WORK is underway to transform a landmark York city centre shop.

The former Burgins Perfumery at 2 Coney Street has been sitting empty for some time, but amid the lockdown, work is currently going on inside to turn it in to a cafe.

Burgins had been trading for 137 years before it went out of business in July 2017, but plans were submitted by the Feoffees of St Martin le Grand Church in Coney Street to run the place as a cafe.

Last year a planning application was submitted to City of York Council to turn the store in to cafe and, as we reported at the time, it said: “Coney Street is generally considered to be York’s premier shopping street, yet retailers, especially in the fashion sector, have been closing shops.

“[St Helen’s Square] has become a focus for restaurants, mostly with outside seating areas, which adds to the cosmopolitan character of the location.”

It added that the shop would suit becoming a cafe rather than a restaurant because there is no courtyard into which it could run an air duct from a kitchen.

It said that the proposed opening hours would be from 8am to 11pm seven days a week.

Previous plans to open a new branch of Lucky Days cafe in the empty shop were abandoned - with the owner of the chain Chris Holder saying he encountered numerous bureaucratic difficulties in making changes to the Grade II listed building.

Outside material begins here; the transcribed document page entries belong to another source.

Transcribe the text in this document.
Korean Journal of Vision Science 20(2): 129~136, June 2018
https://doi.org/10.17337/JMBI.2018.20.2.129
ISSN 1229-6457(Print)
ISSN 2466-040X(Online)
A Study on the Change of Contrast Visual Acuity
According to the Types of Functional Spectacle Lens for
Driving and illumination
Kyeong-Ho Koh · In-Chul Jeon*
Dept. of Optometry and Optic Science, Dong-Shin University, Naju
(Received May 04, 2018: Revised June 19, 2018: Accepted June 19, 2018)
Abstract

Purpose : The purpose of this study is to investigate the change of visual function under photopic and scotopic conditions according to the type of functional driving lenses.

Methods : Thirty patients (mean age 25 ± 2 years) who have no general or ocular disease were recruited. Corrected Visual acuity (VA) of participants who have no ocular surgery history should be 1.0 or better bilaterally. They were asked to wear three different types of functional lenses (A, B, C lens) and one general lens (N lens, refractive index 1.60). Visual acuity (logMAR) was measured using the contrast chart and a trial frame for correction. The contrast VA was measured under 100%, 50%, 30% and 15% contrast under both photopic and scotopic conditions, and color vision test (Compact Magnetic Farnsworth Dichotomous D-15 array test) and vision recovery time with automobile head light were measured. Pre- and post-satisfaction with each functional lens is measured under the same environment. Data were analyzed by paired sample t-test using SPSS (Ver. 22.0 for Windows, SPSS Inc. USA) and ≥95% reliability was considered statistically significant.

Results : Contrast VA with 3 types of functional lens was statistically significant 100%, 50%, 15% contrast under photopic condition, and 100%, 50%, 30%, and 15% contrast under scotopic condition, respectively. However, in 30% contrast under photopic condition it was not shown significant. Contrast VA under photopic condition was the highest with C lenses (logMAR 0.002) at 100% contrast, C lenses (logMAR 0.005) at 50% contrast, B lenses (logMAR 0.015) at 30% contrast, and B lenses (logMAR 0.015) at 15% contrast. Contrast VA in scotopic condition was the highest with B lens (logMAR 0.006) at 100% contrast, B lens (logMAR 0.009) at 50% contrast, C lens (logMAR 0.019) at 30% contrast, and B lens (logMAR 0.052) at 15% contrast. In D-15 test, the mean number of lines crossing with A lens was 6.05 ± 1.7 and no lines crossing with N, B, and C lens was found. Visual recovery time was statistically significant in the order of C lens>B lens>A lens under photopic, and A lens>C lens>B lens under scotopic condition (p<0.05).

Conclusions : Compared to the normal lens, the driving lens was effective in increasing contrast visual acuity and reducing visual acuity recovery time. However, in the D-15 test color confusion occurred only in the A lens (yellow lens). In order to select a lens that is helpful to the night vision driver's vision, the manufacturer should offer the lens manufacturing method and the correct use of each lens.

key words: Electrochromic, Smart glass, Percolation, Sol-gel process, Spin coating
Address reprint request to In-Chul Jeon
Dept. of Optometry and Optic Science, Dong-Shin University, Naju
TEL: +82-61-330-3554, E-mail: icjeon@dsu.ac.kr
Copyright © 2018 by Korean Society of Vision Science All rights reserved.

Mr Holder, who already has three Lucky Days branches elsewhere in the city centre - in Parliament Street, Church Street and Low Petergate - said he faced a series of requirements in relation to interior alterations and was told he could only have two tables, each with two chairs, outside the site, when he had wanted four tables, each with four chairs.

The Burgins shop first opened as Mark F Burgin’s pharmacy in 1880.

It was subsequently taken over by the Wright family in 1934 and changed into a perfumery in 1972.